Wolltest Du Stolberg nicht schützen, Verantwortung für ihn übernehmen, wenn er es selbst nicht hinkriegt?

Ja. Ich habe dann abgewogen. Erstens wollte er sich zeigen und zweitens war es ja wahr, dass er sich so gefühlt hat: Der Vorzeigereeder, der Multimultimillionär, der aufsteigende Stern am Bremer Reeder-Himmel, der morgens auf dem Bremer Bahnhof gestrandet ist und Fotos von sich mit dem Handy macht und dabei ins Handy spricht, wie es ihm geht.

Du machst auch viel Fernsehen und bist Reporter für Radio Bremens aktuelles Magazin „buten un binnen“. Das ist ja eine vollkommen andere Situation, mit einem Kamerateam unterwegs zu sein.

Rundfunk mag ich gerne, weil dort die Sprache dominiert und ich sprachlich mehr gestalten kann. Beim Fernsehen unterstützt die Sprache das Bild. Und mit dem Team ist es für mich oft ein Abenteuer, ich bin gern mit einem Team unterwegs.

Ich berichte viel aus Bremerhaven und bin froh, wenn ich vom Bremer Sender weg bin. Weg von den ganzen Aufgeregtheiten einer Redaktion. Ich bin froh, wenn ich draußen in Bremerhaven was beobachten kann, da bin ich frei.
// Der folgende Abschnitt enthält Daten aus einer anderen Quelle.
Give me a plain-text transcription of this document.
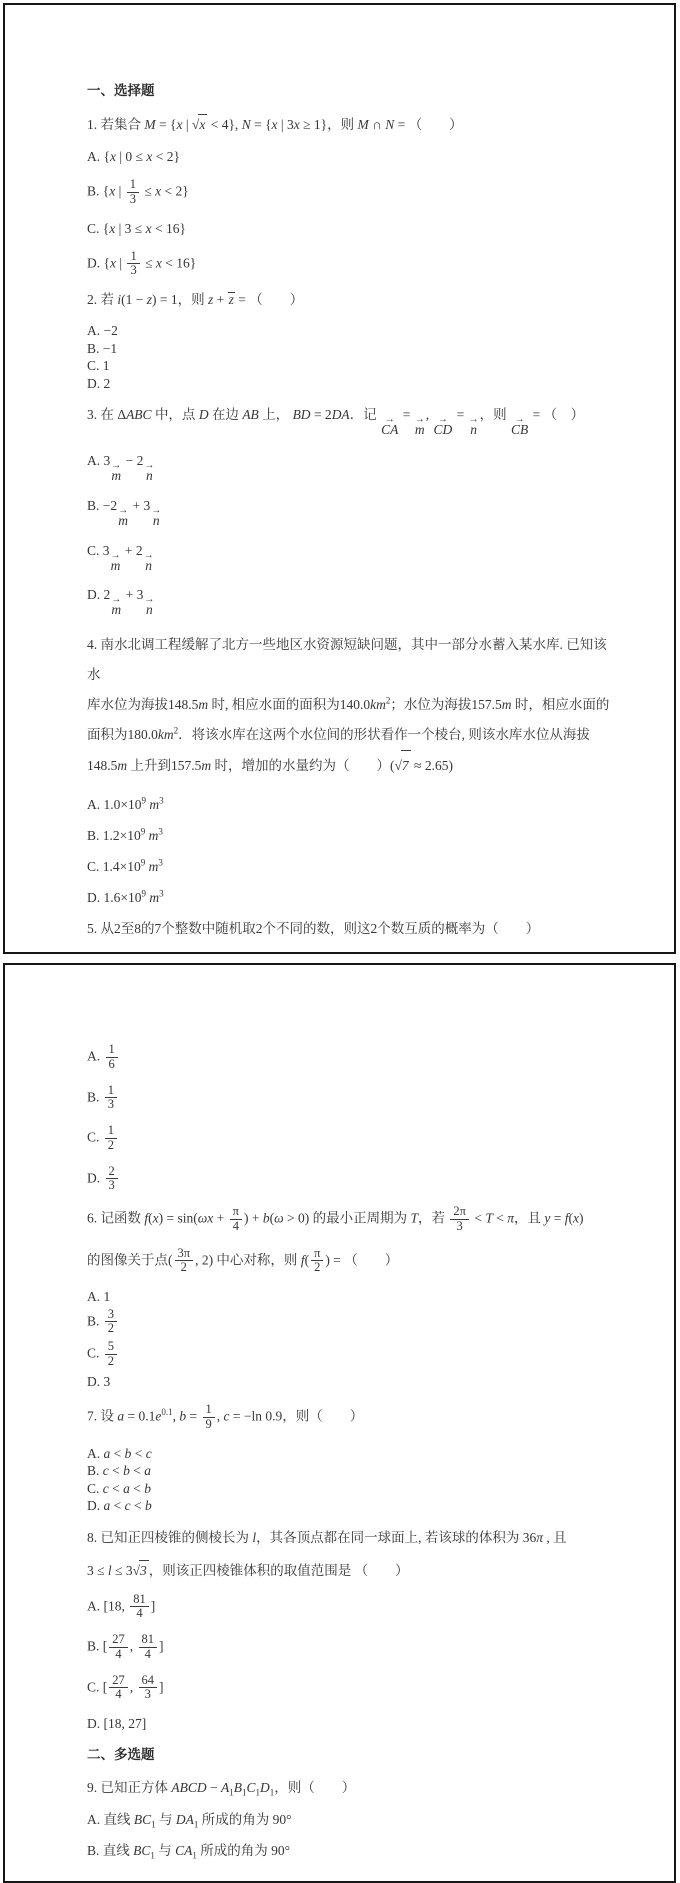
一、选择题
1. 若集合 M = {x | √ x < 4}, N = {x | 3x ≥ 1}，则 M ∩ N = （　　）
A. {x | 0 ≤ x < 2}
B. {x | $\frac{1}{3} \le x < 2$}
C. {x | 3 ≤ x < 16}
D. {x | $\frac{1}{3} \le x < 16$}
2. 若 i(1 − z) = 1，则 z + z = （　　）
A. −2
B. −1
C. 1
D. 2
3. 在 ΔABC 中，点 D 在边 AB 上， BD = 2DA．记 →
CA
= →
m
, →
CD
= →
n
，则 →
CB
= （　）
A. 3 →
m
− 2 →
n
B. −2 →
m
+ 3 →
n
C. 3 →
m
+ 2 →
n
D. 2 →
m
+ 3 →
n
4. 南水北调工程缓解了北方一些地区水资源短缺问题，其中一部分水蓄入某水库. 已知该水
库水位为海拔148.5m 时, 相应水面的面积为$140.0km^2$；水位为海拔157.5m 时，相应水面的
面积为$180.0km^2$．将该水库在这两个水位间的形状看作一个棱台, 则该水库水位从海拔
148.5m 上升到157.5m 时，增加的水量约为（　　）( √ 7 ≈ 2.65)
A. $1.0\times 10^9$ $m^3$
B. $1.2\times 10^9$ $m^3$
C. $1.4\times 10^9$ $m^3$
D. $1.6\times 10^9$ $m^3$
5. 从2至8的7个整数中随机取2个不同的数，则这2个数互质的概率为（　　）
A. $\frac{1}{6}$
B. $\frac{1}{3}$
C. $\frac{1}{2}$
D. $\frac{2}{3}$
6. 记函数 $f(x) = \sin(\omega x + \frac{\pi}{4}$ ) + b(ω > 0) 的最小正周期为 T，若 $\frac{2\pi}{3} < T < \pi$，且 y = f(x)
的图像关于点( $\frac{3\pi}{2}$ , 2) 中心对称，则 $f( \frac{\pi}{2}$ ) = （　　）
A. 1
B. $\frac{3}{2}$
C. $\frac{5}{2}$
D. 3
7. 设 $a = 0.1e^{0.1}$, $b = \frac{1}{9}$ , c = −ln 0.9，则（　　）
A. a < b < c
B. c < b < a
C. c < a < b
D. a < c < b
8. 已知正四棱锥的侧棱长为 l，其各顶点都在同一球面上, 若该球的体积为 36π , 且
3 ≤ l ≤ 3 √ 3 ，则该正四棱锥体积的取值范围是 （　　）
A. [18, $\frac{81}{4}$ ]
B. [ $\frac{27}{4}$ , $\frac{81}{4}$ ]
C. [ $\frac{27}{4}$ , $\frac{64}{3}$ ]
D. [18, 27]
二、多选题
9. 已知正方体 ABCD − $A_1B_1C_1D_1$，则（　　）
A. 直线 $BC_1$ 与 $DA_1$ 所成的角为 90°
B. 直线 $BC_1$ 与 $CA_1$ 所成的角为 90°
Als TV-Reporter sagen wir: „So jetzt sind wir da, mit der ganzen Präsenz des öffentlich-rechtlichen Fernsehens.“ Das hat auch was. Beispiel Flüchtlinge in Bremerhaven: Behörden und Politik hatten entschieden, wir sagen nichts. Ich hatte aber den Auftrag, was zu machen. Überall, wo ich angerufen habe, wollte niemand reden. Das ist ein großes Risiko für einen freien Reporter. Ich nehme ja ein teures Team, fahre los und bringe am Abend nichts mit!

Dennoch fährst Du mit dem Team los, nervst die solange bis die irgendwie rauskommen und plötzlich kommt ein Anruf und dann spricht der Sozialdezernent plötzlich doch. Weil er merkt, die meinen das ernst! Wir haben dann einen Dreh in einem Flüchtlingsheim bekommen. Man hangelt sich so lang, das ist total anstrengend, weil abends auch noch ein Beitrag dabei rauskommen muss. Das ist der Druck des Faktischen, das finde ich immer spannend. Die Protagonisten, die mir Interviews geben, wissen: Jetzt gilt es. Beim Hörfunk ist es intimer, sie erzählen es nur mir. Das birgt Gefahr und Chance zugleich.

Aber der Oberbürgermeister sagt vielleicht vor laufender Kamera auch mal etwas, was er sonst nicht sagen würde?

Da ist die Kunst des Reporters gefragt. Es ist ganz schlicht so: Wenn die merken, dass wir uns auf den Weg machen, weil wir etwas wissen und abends senden wollen – da verschaffen wir uns Respekt. Als ich in den USA gedreht habe wegen dem Reeder Stolberg, da war es auch so: Sie haben gemerkt, aha, da steckt eine Institution dahinter, ein Sender nimmt Geld in die Hand. Dann nehmen die das auch ernst. Es ist dieses Auftreten - auch im Regionalen. Das heißt, sich Respekt zu verschaffen, dass Du als öffentlich-rechtlicher Hörfunk- oder TV-Sender das Recht hast Dinge zu erfahren, zu erklären, einzuordnen. Sich diesen Respekt einzuklagen finde ich enorm wichtig.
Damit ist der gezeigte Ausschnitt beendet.